Problem: When loading the data into R, my CustomerID numbers are being altered, i.e. CustomerID in SQL server will display as "xxxx0101" [I've truncated the CustomerID field with xxxx to show it's only be altered near the end] but in R it shows up as "xxxx2724" (quotes are not to indicate strings: datatype in SQL is varchar(30); R appears to auto-assign the datatype). In addition it will do rounding on my DataValues (SQL: 2.84....7366 R: 2.84.....6575)
SQL Table structure:
CustomerID | DataValue
xxxxxxx0101 | 2.84...7366
In R the same info appears as:
CustomerID | DataValue
xxxxxxx2724 | 2.84...6575
And I don't understand why R is changing the values of my fields.
R Code:
require(RODBC)
myScript = paste(gsub("\t", " ", readLines("TestQuery.sql")), collapse = " ")
myData = data.frame(sqlQuery(myDBConnection, myCode))
View(myData)
The paste() and gsub() functions were added to the main readLines() to get rid of stuff like \t (for tab) and to store my multi-line SQL query into one string.

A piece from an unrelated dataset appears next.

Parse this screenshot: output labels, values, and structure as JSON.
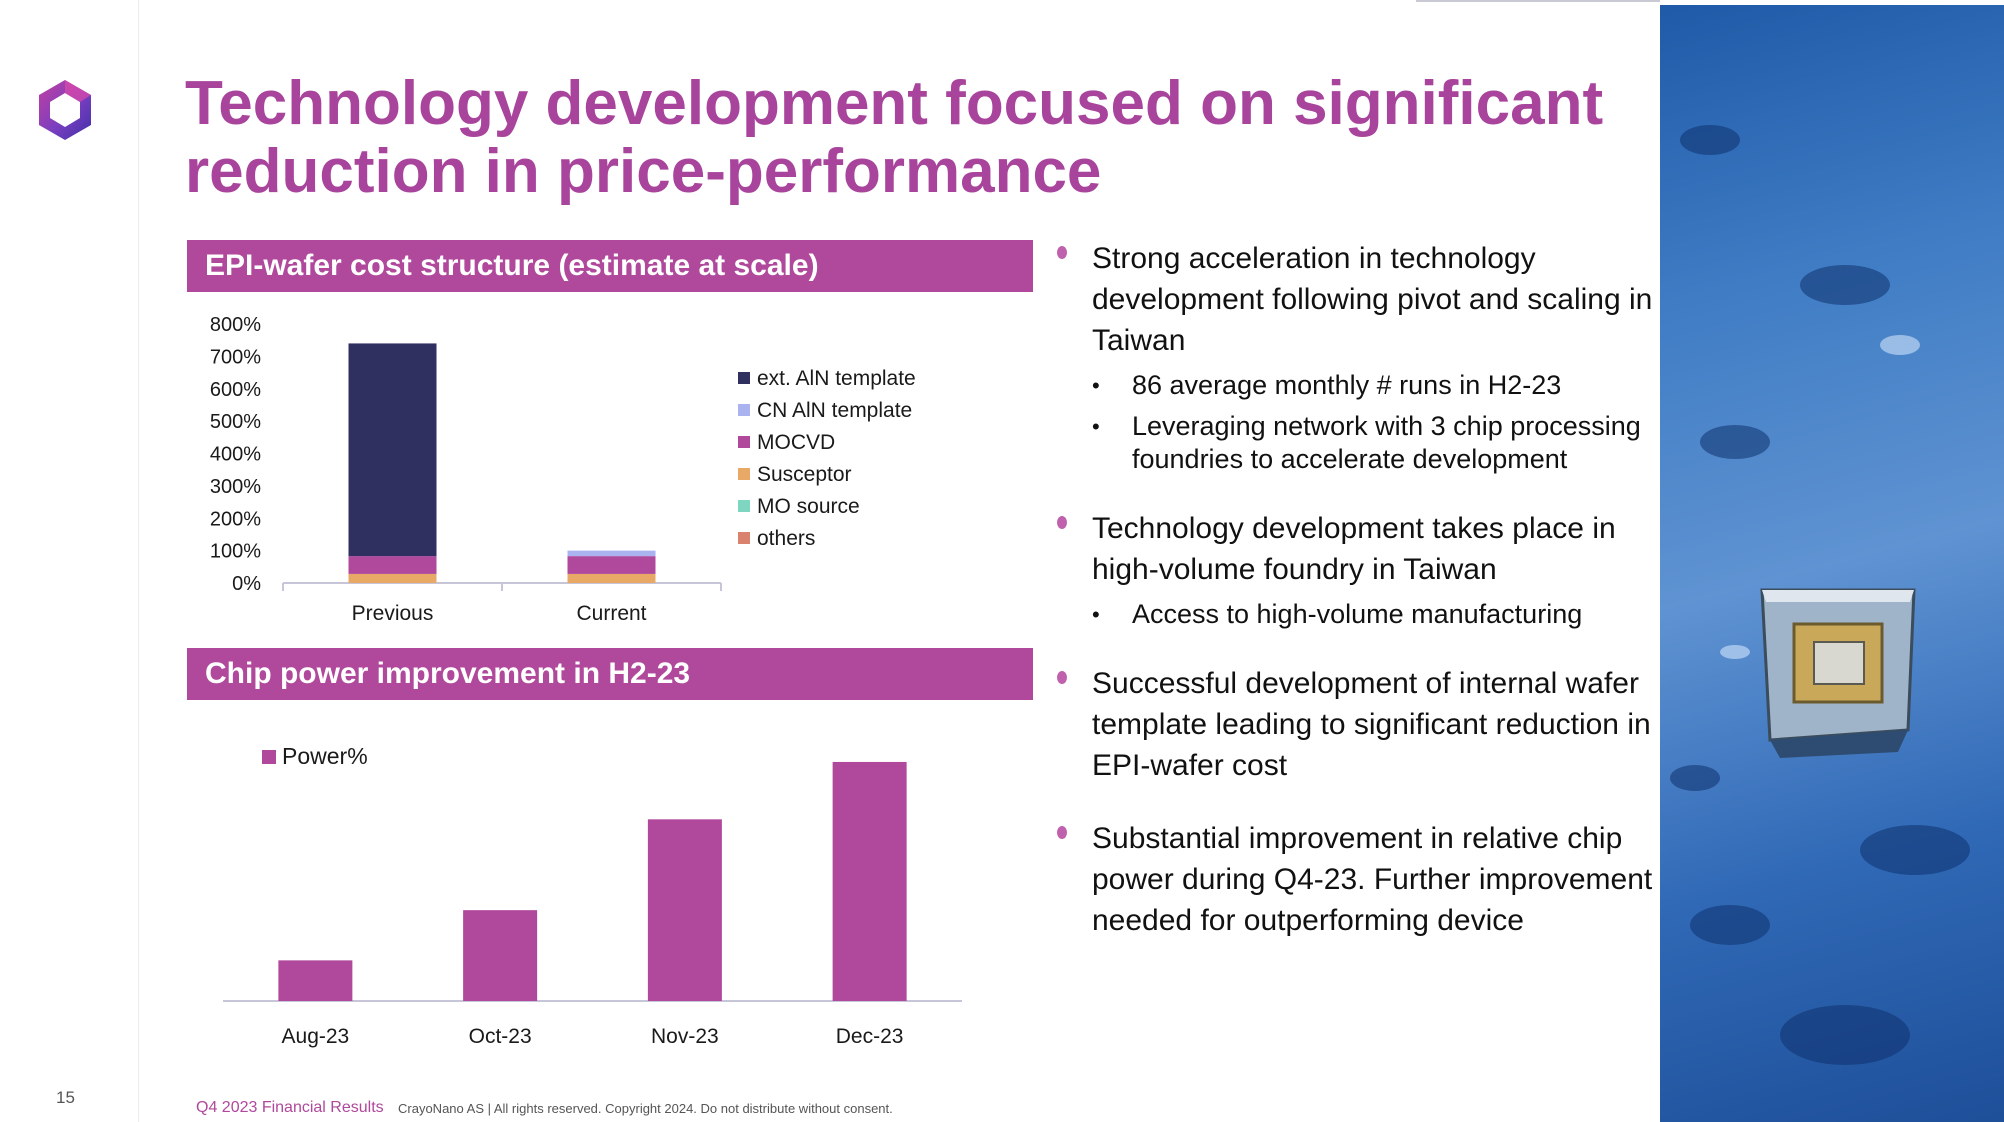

I do not believe that is causing the problem, I've pasted the result of myScript directly back into MSSQL server and verified that it returns the exact same result as TestQuery.sql
I'm using the RODBC package to connect my R and SQL. Not sure if it's the right package to be using, if there's a newer package that doesn't have this probelm. If I'm running a small test query something like:
data.frame(sqlQuery(myDBConnection, "select top 10 CustomerID from CustList
order by CustomerID"))
I only have the problem with some of the CustomerIDs others come in correct.
Fun fact: my co-worker ran my SQL query, created a SAS data set from it, and then loaded the data set from SAS into R as a data frame and did not have the issues I've mentioned above (he used the Haven library in R to read in his SAS data set)
UPDATE: I attempted to first initialize an empty data frame of type character and then load in each CustomerID by one at a time using stringsAsFactors = FALSE. Code below:
foo = sqlQuery(myDBConnection, "select top 10 CustomerID from CustList
order by CustomerID", stringsAsFactors = FALSE)
testDF = data.frame(CustomerID = character(), stringsAsFactors = FALSE)
for( i in 1:10 )
{
testDF[i,1] = foo[i,1]
}
View(testDF)
However, 8 of 10 of the CustomerIDs come in unchanged, the two that are changed are altered by +1 at the end. I'm thinking it has something to do with the fact that the next one in the series is just one off from the prior, i.e. it will be xxxx100 then xxxx101 with xxxx100 printing twice. Note: each CustomerID is unique so this does not happen in the original data set and has been verified.
I would like to loop call my sqlQuery() rather than loading the data first into 'foo' but I can't figure out place an iterative variable in my sqlQuery function. If anybody knows, it would be greatly appreciated.